May Inflation Is Likely To Ease At 4.4 Percent
May inflation may likely settle within the 4 to 4.8 percent range according to BSP Governor Benjamin Diokno. He explained that the high inflation rate in the previous month was due to the elevated prices of domestic petroleum products, meat, and the upward adjustment of electricity rates in areas serviced by the Manila Electric Co. (Meralco). To date, there is a continuous decrease in prices for key food items such as rice, vegetables, and fish due to better and more stable supply conditions – these offset the upward price trend.
The average inflation rate from the start of the year until April was mainly because of the supply-side shocks on food prices like meat which was in short supply due to swine fever (ASF).

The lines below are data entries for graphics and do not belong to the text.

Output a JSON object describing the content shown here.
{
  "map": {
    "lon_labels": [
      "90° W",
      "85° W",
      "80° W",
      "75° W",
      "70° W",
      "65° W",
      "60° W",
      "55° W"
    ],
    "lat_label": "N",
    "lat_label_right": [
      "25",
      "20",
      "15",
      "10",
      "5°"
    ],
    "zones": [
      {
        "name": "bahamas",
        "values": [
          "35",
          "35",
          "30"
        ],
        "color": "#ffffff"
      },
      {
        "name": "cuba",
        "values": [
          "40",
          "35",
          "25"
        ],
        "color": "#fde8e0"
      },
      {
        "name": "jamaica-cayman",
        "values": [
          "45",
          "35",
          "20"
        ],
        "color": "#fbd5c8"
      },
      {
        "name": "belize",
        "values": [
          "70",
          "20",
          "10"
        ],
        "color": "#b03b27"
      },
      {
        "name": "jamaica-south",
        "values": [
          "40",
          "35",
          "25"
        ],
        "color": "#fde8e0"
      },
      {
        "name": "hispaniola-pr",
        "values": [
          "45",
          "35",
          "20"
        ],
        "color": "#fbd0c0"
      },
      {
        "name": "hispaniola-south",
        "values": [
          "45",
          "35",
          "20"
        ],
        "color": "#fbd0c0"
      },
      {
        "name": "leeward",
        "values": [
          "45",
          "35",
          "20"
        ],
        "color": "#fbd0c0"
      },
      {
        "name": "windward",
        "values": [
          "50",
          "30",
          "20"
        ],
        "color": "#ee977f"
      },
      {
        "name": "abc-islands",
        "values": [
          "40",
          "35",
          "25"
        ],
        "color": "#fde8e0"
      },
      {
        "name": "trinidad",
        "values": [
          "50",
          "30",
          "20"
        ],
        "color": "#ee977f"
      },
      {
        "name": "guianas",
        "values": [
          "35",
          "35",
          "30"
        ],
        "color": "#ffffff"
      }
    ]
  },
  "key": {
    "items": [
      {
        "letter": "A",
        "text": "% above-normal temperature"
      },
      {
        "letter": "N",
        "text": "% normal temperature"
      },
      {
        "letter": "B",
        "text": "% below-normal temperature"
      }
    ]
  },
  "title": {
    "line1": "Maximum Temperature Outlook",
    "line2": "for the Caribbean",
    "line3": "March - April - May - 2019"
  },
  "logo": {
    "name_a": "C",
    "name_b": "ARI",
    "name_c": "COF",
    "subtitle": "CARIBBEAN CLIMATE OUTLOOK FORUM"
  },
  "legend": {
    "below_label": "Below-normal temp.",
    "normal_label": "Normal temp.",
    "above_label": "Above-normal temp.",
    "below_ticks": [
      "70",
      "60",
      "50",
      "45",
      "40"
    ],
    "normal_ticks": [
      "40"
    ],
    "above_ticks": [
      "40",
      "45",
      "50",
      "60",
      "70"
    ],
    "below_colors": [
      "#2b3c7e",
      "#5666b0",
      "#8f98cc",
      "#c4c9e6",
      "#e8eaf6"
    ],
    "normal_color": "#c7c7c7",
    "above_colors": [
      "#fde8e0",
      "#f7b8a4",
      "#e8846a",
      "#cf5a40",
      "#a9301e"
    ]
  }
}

Despite the somewhat high inflation rate, the average is above the upper end of the two to four percent inflation target set by the BSP for the year.
With this Diokno assured that the BSP will remain watchful of economic and financial developments to ensure that the monetary policy stance remains consistent with the BSP’s price stability mandate. On top of this, BSP noted in an earlier statement that monetary authorities are closely monitoring the impact of rising global oil prices driven by improved prospects of global demand amid the gradual recovery from the COVID-19 pandemic.
For one, the spot price of Dubai crude oil doubled to$ 62.32 per barrel in April compared to the same period as last year. Dubai Crude Oil is a benchmark for Asian countries like the Philippines in terms of oil prices. With the Philippines a net oil importer, it’s crucial for the country to closely monitor global oil price movements because it can directly increase or decrease transport inflation rates.
In April, transport inflation increased to 17.6 percent year-on-year partly because of higher domestic pump prices. Another contributing factor to this was the elevated transport fares, particularly for tricycles. Transport inflation contributed about 1.4 percentage points to headline inflation in April, and was considered the main driver of higher non-food inflation in recent months
Both the International Monetary Fund (IMF) and the World Bank expect global crude oil prices to average above $50 per barrel in 2021 and 2022.